House trashed? Pantry bare? Wallet empty? Yes, your kids must be on school holidays.
Dear mums. It’s school holidays and we feel you. We really do. There’s mess and fun and chaos and sleep ins. It’s so, so good and it’s so so bad. Right? It’s a love/hate relationship.
Here are 7 things only a mother with kids on school holidays will understand…you’ve gotta laugh. Save the crying for after they are all in bed at night.
1. ‘Ransacked’ is the new interior design style.
My house isn’t a huge, gigantic mess. It is charmingly dishevelled. Who wants to live in a completely tidy house. That would just freak me out. It’s just not natural. I am comfortable with the status of my house. Yes, I will tidy it before you come over, because you might judge me, just a little, but the rest of the time my children roam free and drop things on the floor, lots of things.
2. Everything in your house is potentially edible.

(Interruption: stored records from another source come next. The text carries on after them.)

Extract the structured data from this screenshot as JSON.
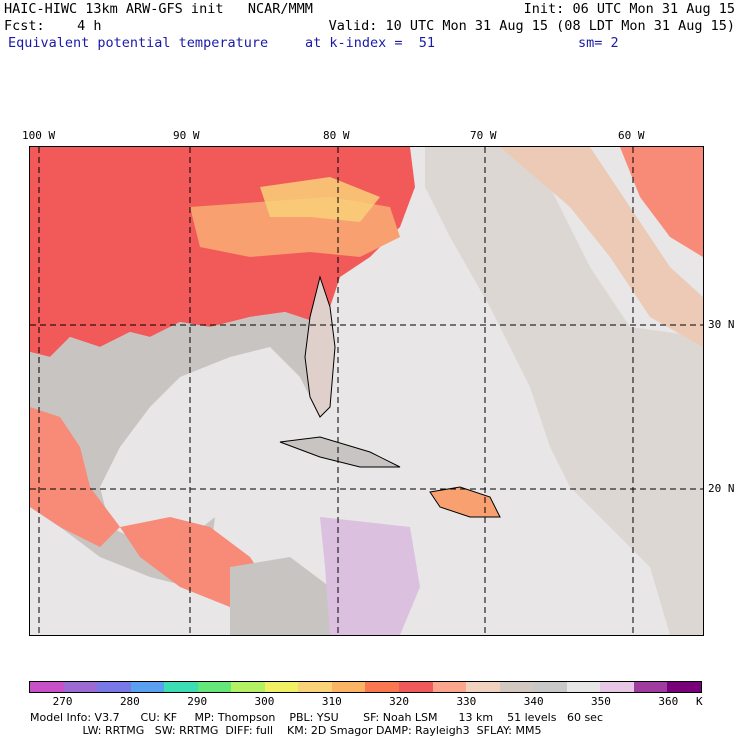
{
  "header": {
    "line1_left": "HAIC-HIWC 13km ARW-GFS init   NCAR/MMM",
    "line1_right": "Init: 06 UTC Mon 31 Aug 15",
    "line2_left": "Fcst:    4 h",
    "line2_right": "Valid: 10 UTC Mon 31 Aug 15 (08 LDT Mon 31 Aug 15)",
    "line3_field": "Equivalent potential temperature",
    "line3_level": "at k-index =  51",
    "line3_smooth": "sm= 2"
  },
  "axes": {
    "lon_labels": [
      "100 W",
      "90 W",
      "80 W",
      "70 W",
      "60 W"
    ],
    "lat_labels": [
      "30 N",
      "20 N"
    ]
  },
  "colorbar": {
    "labels": [
      "270",
      "280",
      "290",
      "300",
      "310",
      "320",
      "330",
      "340",
      "350",
      "360",
      "K"
    ],
    "colors": [
      "#c850c8",
      "#9b6ad2",
      "#7878e6",
      "#5aa0f0",
      "#3cdcb4",
      "#64e678",
      "#b4f064",
      "#f0f064",
      "#fad278",
      "#fab464",
      "#fa7850",
      "#f05a5a",
      "#faa58c",
      "#f0d2be",
      "#d2c8c0",
      "#c8c8c8",
      "#e6e6e6",
      "#e6c8e6",
      "#a03ca0",
      "#780078"
    ]
  },
  "footer": {
    "line1": "Model Info: V3.7      CU: KF     MP: Thompson    PBL: YSU       SF: Noah LSM      13 km    51 levels   60 sec",
    "line2": "               LW: RRTMG   SW: RRTMG  DIFF: full    KM: 2D Smagor DAMP: Rayleigh3  SFLAY: MM5"
  },
  "map_colors": {
    "ocean": "#e8e6e6",
    "land_gray": "#c8c4c2",
    "warm_red": "#f25a5a",
    "warm_salmon": "#f88a78",
    "warm_orange": "#f8a070",
    "warm_yellow": "#f9d078",
    "tan": "#eccab6",
    "lavender": "#dcc0e0"
  }
}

Willy Wonka's chocolate factory had nothing on my house. When you have three children home from school, plus a niece, two nephews and a friend's little boy, everything in your house is potentially edible and no amount of food will satisfy them. I am thinking of painting the walls with Nutella so they can lick it as the day progresses. That should keep them satisfied until the cheap and crappy pizza arrives. Oh, they dropped a bit of bacon on the floor. Mine!
3. You can love your children and find them completely irritating at the same time.
I love my children more than life itself, but boy do they annoy the hell out of me. No I cannot type in the Minecraft code, again. No I won't cook a second lunch because you have decided you don't like toasted sandwiches today. No it is not okay to chase the cat who loves you and trusts you, just because you think it is fun. And for God's sake, does the TV have to be so damn loud?
4. Being broke is fun.
Who needs money? Being broke is fun! And there's no better way to become broke than to do a minimum of one fun activity during the school holidays. Next time I will make sure to be prepared. I will organise the third mortgage on my house well in advance so I don't call my bank in tears begging for a temporary increase in my credit limit because the movie I have been saving for actually costs way more than I realised, especially once I add a $50 popcorn and $70 on Fantas.